India’s largest public sector lender, State Bank of India (SBI), reported a 5.6 per cent year-on-year increase in net profit for the fourth quarter of FY26.

India’s largest lender delivers steady earnings growth, but softer-than-expected quarterly numbers weigh on investor sentiment

India’s largest public sector lender, State Bank of India (SBI), reported a 5.6 per cent year-on-year increase in net profit for the fourth quarter of FY26. The bank posted a consolidated net profit of ₹19,684 crore for the quarter ended March 31, compared to ₹18,643 crore in the corresponding quarter last year.

However, the results fell short of market expectations, as analysts tracked by LSEG had estimated quarterly profit at around ₹20,312 crore. The earnings miss triggered a negative reaction in the stock market, with SBI shares declining sharply during Friday’s trading session.

Stock Declines Over 5% After Earnings Announcement

Shares of SBI came under pressure soon after the quarterly results were announced. The stock was trading at ₹1,034.20, down 5.29 per cent intraday on the NSE. During the session, the stock touched a low of ₹1,032.60 and a high of ₹1,095.

Despite the sharp correction, SBI remains one of the strongest-performing banking stocks over the long term. The stock has traded in a 52-week range of ₹779.10 to ₹1,234.80, reflecting continued investor interest in India’s banking sector.

Profit Growth Supported by Core Banking Operations

The lender continued to benefit from healthy loan growth and stable core banking operations during the quarter. Strong retail credit demand, improving digital banking adoption, and growth in corporate lending supported overall business performance.

Market experts noted that while profit growth remained positive, margin pressures and higher provisioning may have affected the bank’s overall earnings performance compared with market expectations.

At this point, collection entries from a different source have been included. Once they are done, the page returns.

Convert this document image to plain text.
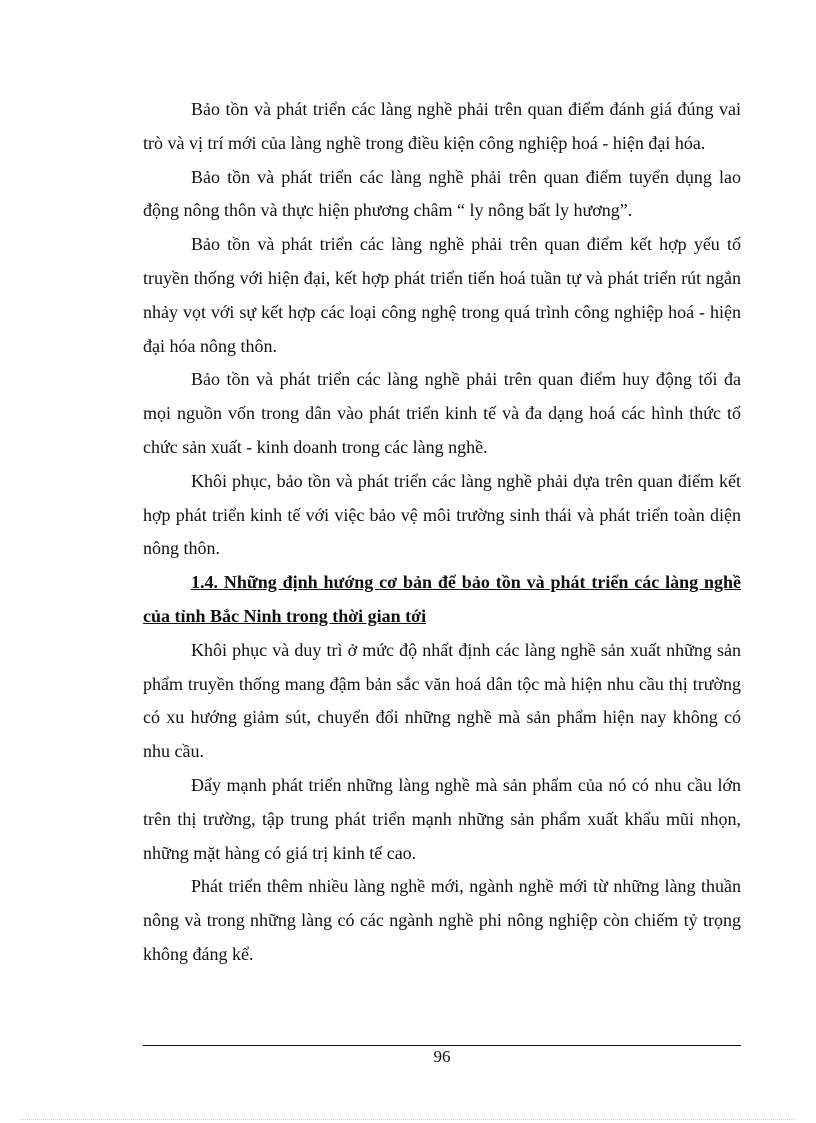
Bảo tồn và phát triển các làng nghề phải trên quan điểm đánh giá đúng vai trò và vị trí mới của làng nghề trong điều kiện công nghiệp hoá - hiện đại hóa.

Bảo tồn và phát triển các làng nghề phải trên quan điểm tuyển dụng lao động nông thôn và thực hiện phương châm “ ly nông bất ly hương”.

Bảo tồn và phát triển các làng nghề phải trên quan điểm kết hợp yếu tố truyền thống với hiện đại, kết hợp phát triển tiến hoá tuần tự và phát triển rút ngắn nhảy vọt với sự kết hợp các loại công nghệ trong quá trình công nghiệp hoá - hiện đại hóa nông thôn.

Bảo tồn và phát triển các làng nghề phải trên quan điểm huy động tối đa mọi nguồn vốn trong dân vào phát triển kinh tế và đa dạng hoá các hình thức tổ chức sản xuất - kinh doanh trong các làng nghề.

Khôi phục, bảo tồn và phát triển các làng nghề phải dựa trên quan điểm kết hợp phát triển kinh tế với việc bảo vệ môi trường sinh thái và phát triển toàn diện nông thôn.

1.4. Những định hướng cơ bản để bảo tồn và phát triển các làng nghề của tỉnh Bắc Ninh trong thời gian tới

Khôi phục và duy trì ở mức độ nhất định các làng nghề sản xuất những sản phẩm truyền thống mang đậm bản sắc văn hoá dân tộc mà hiện nhu cầu thị trường có xu hướng giảm sút, chuyển đổi những nghề mà sản phẩm hiện nay không có nhu cầu.

Đẩy mạnh phát triển những làng nghề mà sản phẩm của nó có nhu cầu lớn trên thị trường, tập trung phát triển mạnh những sản phẩm xuất khẩu mũi nhọn, những mặt hàng có giá trị kinh tế cao.

Phát triển thêm nhiều làng nghề mới, ngành nghề mới từ những làng thuần nông và trong những làng có các ngành nghề phi nông nghiệp còn chiếm tỷ trọng không đáng kể.

96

Banking Sector Faces Margin and Deposit Challenges

India’s banking sector has recently faced pressure on net interest margins due to rising deposit costs and intense competition for savings. Several major lenders have reported moderation in profitability growth during recent quarters despite healthy credit demand.

Analysts believe SBI’s long-term outlook remains stable due to its dominant market position, strong government backing, wide branch network, and growing digital banking ecosystem. Investors will now closely watch the bank’s guidance on credit growth, asset quality, and deposit mobilisation for FY27.

Focus Shifts to Future Growth Strategy

Going forward, SBI is expected to focus on expanding retail lending, strengthening digital financial services, and improving operational efficiency. The bank’s performance remains closely tied to India’s broader economic growth and credit expansion trends.

Market participants will also monitor interest rate movements, treasury income, and asset quality trends, which are expected to play a key role in determining banking sector profitability in the coming quarters.